CGI is now Canada's biggest tech company, and it sells IT services around the world. Moore says the company has a good reputation. But there have been some problems. Just last year, the province of Ontario fired CGI for failing to deliver a health care-related IT project on time.



Some in Washington now wonder whether CGI's U.S. subsidiary, CGI Federal, deserves blame for fumbling on the Obamacare project.


"I think that's grossly unfair. I think they're a victim of their circumstances," says Sanjiv Augustine, president of LitheSpeed LLC, a training and software development company in Washington.


He says federal rules require projects to be divvied up among too many contractors — in this case, 54 other companies besides CGI. The idea is to spread the wealth and avoid overcharging. But, he says, it's no way to build software.


"What folks attempt to do is to use the same model ... to build a cruise missile and to develop a smaller software system," Augustine says. "And it just doesn't work."


He says software is best designed by small teams, and unlike a cruise missile, the whole project doesn't need to be ready at the same time. It's easier to put up a Web portal in stages — that's what happened in Colorado.


Cammie Blais is the chief financial officer for that state's health insurance market, which went online at the same time that the federal one did, on Oct. 1.
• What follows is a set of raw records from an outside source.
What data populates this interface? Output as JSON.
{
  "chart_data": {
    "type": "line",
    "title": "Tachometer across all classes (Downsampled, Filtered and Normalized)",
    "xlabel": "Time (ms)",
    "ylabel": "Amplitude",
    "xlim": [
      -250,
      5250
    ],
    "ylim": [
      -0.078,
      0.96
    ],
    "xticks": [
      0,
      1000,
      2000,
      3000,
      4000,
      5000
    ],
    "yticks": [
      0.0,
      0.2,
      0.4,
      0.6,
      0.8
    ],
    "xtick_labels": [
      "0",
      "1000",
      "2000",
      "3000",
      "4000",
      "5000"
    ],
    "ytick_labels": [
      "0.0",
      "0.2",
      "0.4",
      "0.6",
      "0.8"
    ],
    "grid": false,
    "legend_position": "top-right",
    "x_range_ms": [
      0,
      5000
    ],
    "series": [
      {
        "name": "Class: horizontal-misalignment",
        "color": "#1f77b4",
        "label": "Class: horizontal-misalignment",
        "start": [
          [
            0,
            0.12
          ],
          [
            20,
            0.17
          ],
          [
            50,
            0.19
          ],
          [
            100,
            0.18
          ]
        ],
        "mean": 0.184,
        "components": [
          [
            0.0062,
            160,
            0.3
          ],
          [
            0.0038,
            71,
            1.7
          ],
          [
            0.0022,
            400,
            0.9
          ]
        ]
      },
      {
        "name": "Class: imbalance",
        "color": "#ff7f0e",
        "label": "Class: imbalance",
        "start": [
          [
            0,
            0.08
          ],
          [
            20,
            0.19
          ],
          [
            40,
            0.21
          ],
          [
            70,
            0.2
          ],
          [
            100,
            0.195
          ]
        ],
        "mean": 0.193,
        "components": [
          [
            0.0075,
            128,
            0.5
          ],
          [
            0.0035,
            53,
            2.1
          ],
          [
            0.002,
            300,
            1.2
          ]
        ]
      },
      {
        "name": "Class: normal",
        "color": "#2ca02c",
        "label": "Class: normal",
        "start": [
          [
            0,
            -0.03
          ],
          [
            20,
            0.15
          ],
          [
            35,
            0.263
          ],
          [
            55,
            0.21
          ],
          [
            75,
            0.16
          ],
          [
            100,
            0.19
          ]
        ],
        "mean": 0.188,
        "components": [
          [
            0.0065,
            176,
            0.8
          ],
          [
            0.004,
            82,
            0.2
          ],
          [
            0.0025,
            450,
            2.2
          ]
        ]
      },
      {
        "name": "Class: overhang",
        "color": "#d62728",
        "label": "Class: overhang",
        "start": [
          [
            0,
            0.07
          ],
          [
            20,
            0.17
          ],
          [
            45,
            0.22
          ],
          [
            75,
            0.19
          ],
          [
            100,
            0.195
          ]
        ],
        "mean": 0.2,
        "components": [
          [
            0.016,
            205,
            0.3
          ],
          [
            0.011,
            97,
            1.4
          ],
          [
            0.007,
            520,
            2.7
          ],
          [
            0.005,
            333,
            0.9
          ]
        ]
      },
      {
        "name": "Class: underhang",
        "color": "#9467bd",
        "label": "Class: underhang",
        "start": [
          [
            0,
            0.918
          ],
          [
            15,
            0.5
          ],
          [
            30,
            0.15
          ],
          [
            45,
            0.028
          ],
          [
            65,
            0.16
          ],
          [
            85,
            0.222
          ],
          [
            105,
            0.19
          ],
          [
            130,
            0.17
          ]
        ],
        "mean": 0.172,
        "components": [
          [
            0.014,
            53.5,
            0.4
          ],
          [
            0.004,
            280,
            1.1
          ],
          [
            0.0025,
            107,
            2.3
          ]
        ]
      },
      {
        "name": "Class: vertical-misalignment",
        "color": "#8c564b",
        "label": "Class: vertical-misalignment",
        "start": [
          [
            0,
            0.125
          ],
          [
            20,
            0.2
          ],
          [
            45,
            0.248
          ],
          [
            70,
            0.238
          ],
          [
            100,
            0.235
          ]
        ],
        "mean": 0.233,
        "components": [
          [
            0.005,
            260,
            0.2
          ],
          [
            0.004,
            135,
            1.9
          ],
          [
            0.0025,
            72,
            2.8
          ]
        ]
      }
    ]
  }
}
"We knew that there would be some things that would be delayed in rolling out," Blais says. "There would be some enhancements — some customer decision tools — that we would actually not be able to do until after 'go-live.' "


Blais says there were only about eight contractors working on Colorado's system, and one company was clearly in charge. That company was another subsidiary of CGI.


"We trusted them to manage the other technology vendors that they were integrating, and we worked in a close partnership with them," Blais says.


That's in contrast with the development of the federal website, where no single contractor was in charge.


CGI Federal wouldn't give NPR an interview, but in an email, a spokesperson said the company was not the "lead" contractor. In fact, he said, none of the companies was the lead, and none was capable of testing the system end-to-end. That responsibility was left to the government.